At that uncompromising confirmation, her heart sank. Recognising that she had no choice whatsoever but to meet his demand that she return the next day, Kerry dug into her bag to remove the file and walked over to set it on his desk. ‘Then at least look at my business plan for Ballybawn before I come back…that is sticking to the issue and practical and should be much more your style.’
‘Kerry…one final word of advice.’ Luciano shot her a grim look of incredulity. ‘The very last thing I’m likely to be interested in is your business plan for a property that will soon be mine!’
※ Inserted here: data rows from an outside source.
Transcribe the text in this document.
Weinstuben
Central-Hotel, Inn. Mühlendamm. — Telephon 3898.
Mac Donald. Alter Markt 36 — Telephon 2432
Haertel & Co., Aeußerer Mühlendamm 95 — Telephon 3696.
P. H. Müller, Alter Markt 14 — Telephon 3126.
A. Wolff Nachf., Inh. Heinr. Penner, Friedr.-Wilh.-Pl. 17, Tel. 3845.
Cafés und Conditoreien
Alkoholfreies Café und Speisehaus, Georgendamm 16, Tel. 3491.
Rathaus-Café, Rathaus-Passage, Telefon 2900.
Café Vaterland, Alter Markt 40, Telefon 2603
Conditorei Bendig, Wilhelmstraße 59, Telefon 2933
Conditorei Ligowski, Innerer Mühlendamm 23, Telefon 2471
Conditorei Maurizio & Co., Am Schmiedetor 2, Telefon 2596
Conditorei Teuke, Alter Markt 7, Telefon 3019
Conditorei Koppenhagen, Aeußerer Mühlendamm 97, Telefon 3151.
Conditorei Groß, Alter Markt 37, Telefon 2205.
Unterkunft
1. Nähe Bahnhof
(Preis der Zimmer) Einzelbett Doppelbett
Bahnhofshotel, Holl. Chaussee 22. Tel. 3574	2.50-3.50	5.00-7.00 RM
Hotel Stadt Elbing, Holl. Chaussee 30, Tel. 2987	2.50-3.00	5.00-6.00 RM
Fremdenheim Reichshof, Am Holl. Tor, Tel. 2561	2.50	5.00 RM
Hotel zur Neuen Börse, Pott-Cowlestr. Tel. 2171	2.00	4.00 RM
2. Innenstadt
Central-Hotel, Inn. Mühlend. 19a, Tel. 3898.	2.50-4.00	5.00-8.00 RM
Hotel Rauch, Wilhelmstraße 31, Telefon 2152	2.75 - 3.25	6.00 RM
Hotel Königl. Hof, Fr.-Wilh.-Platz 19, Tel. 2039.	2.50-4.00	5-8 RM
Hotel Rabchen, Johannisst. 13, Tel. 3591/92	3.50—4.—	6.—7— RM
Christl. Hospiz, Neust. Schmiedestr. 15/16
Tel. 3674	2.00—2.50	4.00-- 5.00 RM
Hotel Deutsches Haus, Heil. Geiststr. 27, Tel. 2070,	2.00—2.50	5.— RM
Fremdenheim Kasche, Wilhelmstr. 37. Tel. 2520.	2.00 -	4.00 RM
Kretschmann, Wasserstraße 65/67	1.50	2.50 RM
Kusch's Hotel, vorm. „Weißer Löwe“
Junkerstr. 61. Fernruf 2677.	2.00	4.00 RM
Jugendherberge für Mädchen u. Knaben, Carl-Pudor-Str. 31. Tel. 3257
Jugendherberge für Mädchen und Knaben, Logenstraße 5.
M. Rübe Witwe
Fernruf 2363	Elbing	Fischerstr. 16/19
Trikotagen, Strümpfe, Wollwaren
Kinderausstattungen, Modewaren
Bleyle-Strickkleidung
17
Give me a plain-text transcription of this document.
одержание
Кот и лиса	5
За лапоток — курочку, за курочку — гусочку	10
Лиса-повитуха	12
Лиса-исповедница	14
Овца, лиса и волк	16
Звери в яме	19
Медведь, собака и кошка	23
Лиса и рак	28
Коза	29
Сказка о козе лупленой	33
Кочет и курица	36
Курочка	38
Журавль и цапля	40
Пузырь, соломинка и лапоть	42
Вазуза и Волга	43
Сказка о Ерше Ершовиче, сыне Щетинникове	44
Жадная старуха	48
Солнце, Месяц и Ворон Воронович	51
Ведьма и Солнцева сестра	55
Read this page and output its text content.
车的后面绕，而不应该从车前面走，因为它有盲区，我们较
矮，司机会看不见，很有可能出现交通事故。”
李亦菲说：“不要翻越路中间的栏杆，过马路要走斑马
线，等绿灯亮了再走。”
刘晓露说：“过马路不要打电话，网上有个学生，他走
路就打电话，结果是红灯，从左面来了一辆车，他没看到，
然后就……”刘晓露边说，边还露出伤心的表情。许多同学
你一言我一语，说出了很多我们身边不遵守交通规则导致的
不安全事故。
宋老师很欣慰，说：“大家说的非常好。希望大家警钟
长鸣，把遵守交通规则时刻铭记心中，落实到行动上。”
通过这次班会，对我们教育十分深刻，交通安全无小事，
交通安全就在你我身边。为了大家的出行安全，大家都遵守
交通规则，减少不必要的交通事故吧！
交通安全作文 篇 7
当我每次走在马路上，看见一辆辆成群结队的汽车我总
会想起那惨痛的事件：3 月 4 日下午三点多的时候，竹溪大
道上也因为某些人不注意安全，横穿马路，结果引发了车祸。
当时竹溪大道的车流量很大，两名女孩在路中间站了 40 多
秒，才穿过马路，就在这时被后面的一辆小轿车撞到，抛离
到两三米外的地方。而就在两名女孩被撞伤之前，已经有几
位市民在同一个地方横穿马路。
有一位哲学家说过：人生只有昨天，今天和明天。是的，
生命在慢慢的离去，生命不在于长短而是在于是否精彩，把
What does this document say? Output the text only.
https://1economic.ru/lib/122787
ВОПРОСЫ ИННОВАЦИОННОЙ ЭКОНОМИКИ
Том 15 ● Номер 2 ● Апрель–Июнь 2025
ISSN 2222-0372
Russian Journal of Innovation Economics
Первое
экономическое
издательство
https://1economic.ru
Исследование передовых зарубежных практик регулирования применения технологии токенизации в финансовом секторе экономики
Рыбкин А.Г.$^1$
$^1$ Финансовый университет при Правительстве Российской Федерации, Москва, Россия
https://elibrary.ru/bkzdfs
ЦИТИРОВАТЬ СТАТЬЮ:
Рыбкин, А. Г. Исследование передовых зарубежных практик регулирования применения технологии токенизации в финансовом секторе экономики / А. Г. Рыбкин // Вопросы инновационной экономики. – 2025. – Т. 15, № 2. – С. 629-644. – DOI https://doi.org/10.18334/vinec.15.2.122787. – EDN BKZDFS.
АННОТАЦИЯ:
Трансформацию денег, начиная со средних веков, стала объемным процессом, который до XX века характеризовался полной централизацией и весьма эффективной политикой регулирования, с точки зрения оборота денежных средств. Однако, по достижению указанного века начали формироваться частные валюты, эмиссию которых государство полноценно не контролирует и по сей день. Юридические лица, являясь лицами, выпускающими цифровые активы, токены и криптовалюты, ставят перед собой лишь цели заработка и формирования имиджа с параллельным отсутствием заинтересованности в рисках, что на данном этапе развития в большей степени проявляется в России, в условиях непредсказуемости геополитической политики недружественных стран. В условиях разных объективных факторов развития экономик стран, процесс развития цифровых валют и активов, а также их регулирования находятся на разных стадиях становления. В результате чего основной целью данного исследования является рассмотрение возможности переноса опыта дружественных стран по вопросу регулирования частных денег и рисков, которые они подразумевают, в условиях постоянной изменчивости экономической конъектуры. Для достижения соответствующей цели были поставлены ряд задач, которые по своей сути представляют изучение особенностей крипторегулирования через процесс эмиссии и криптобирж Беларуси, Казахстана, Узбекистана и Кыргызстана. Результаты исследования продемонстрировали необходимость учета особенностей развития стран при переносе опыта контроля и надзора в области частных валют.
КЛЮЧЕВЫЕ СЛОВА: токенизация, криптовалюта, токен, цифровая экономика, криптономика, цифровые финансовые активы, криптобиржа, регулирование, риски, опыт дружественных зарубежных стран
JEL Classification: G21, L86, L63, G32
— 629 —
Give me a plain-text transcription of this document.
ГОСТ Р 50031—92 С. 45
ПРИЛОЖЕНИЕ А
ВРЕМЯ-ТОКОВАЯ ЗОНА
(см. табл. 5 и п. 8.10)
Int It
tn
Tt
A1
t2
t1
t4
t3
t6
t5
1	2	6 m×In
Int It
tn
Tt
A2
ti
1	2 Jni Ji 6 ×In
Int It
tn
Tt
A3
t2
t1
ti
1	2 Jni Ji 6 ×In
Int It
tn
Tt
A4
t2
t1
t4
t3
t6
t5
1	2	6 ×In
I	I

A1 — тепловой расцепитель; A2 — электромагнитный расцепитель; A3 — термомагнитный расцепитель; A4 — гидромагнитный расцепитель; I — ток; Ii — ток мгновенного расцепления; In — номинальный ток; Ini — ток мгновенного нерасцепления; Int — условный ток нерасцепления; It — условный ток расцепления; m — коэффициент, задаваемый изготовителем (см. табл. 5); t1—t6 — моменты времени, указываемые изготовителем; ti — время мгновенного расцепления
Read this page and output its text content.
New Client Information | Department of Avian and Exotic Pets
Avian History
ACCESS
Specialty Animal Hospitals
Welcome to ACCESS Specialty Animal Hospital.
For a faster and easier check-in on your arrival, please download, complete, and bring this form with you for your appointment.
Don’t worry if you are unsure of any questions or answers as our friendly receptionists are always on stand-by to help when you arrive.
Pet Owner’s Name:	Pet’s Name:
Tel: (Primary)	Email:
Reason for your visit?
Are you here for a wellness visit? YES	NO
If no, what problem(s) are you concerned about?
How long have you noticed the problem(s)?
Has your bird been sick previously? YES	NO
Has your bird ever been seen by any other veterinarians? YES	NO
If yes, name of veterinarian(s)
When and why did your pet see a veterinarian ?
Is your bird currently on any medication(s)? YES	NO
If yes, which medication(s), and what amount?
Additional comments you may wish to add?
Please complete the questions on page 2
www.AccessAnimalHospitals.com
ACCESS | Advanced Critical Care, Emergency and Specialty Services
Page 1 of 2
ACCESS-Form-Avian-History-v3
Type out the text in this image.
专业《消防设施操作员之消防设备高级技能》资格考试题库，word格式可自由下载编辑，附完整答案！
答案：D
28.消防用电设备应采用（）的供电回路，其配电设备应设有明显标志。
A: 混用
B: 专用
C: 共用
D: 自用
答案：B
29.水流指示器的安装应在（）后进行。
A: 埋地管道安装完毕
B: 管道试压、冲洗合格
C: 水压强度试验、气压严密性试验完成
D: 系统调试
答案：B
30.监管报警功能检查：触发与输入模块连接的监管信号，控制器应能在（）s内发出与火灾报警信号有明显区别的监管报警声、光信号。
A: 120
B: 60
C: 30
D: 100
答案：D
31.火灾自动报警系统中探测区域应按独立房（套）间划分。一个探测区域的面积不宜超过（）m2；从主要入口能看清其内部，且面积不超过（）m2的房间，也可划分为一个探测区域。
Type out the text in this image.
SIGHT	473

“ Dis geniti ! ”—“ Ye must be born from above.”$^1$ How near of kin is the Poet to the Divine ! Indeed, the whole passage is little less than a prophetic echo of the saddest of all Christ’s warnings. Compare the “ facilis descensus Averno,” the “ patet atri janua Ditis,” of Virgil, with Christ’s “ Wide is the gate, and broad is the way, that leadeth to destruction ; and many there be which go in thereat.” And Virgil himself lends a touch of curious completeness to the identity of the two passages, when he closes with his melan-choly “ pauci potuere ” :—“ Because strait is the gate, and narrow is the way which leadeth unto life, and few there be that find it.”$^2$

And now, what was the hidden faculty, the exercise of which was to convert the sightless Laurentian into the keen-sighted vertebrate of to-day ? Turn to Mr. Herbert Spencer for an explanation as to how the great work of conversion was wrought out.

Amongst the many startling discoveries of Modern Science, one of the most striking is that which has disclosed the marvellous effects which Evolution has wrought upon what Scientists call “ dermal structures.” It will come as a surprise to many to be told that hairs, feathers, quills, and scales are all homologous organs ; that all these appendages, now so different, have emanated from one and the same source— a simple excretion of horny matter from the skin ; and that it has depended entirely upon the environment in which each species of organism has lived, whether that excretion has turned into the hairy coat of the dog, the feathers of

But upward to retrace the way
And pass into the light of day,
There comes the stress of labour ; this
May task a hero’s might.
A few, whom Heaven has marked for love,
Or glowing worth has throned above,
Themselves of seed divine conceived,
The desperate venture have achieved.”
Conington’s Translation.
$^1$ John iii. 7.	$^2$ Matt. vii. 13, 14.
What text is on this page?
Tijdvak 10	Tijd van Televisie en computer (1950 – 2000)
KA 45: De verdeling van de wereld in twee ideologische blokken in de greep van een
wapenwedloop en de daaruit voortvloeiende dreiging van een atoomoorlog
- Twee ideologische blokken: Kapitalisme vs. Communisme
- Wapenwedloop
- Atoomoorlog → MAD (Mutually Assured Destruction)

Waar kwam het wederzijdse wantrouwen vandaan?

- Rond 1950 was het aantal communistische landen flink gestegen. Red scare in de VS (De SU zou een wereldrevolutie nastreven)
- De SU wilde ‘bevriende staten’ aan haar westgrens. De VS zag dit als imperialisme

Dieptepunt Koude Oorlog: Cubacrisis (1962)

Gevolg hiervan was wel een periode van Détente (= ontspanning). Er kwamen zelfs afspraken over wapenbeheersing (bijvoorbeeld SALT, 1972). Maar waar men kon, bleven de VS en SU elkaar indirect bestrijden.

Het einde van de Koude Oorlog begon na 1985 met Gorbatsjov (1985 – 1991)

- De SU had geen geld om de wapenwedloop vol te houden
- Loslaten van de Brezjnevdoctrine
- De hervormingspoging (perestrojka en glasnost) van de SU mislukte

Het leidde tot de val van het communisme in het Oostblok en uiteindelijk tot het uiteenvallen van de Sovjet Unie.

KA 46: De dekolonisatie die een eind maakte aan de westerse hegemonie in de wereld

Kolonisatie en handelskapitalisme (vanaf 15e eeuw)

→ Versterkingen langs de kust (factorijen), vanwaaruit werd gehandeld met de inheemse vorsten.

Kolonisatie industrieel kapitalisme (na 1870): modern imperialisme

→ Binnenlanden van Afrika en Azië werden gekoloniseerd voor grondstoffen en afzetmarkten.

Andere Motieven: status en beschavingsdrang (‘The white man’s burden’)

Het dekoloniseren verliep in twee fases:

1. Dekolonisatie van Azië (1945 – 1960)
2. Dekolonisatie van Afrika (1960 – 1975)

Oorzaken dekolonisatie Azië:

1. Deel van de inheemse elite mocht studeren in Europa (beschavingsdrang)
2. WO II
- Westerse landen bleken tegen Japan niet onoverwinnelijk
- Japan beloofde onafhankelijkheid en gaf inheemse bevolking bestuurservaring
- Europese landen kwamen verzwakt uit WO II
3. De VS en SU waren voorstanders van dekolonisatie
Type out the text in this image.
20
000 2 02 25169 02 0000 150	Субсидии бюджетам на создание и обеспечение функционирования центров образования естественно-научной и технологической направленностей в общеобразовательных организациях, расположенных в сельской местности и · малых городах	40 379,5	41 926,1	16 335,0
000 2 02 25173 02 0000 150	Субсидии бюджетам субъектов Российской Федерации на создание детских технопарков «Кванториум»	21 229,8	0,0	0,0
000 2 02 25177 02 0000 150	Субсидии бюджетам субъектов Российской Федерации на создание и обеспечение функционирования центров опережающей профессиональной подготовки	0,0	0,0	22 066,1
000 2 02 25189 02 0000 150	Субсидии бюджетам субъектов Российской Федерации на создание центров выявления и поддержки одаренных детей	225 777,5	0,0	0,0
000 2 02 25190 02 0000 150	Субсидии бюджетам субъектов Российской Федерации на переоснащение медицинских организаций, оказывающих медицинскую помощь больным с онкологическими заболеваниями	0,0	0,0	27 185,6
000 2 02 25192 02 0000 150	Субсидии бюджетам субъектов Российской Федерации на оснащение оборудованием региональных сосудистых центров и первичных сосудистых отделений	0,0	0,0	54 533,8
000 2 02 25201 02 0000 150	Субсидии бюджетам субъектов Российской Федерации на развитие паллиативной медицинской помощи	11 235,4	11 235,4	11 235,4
A sense of desperation surged up so hard and fast in Kerry that it made her feel light-headed. She had got nowhere with him but then, she dimly recognised, she was not firing on all cylinders, was she?
‘I can’t quite believe that I’m here with you,’ she muttered out loud, belatedly recognising her own maddening sense of dislocation throughout their meeting. ‘It doesn’t feel real.’
Smouldering golden eyes rested on her delicate features. Not a single reference had she made to his imprisonment for a crime he had not committed. Not a single word of even insincere regret had she proffered. A story-book princess in a fairy-tale tower could not have been more detached from the hard realities of his recent past.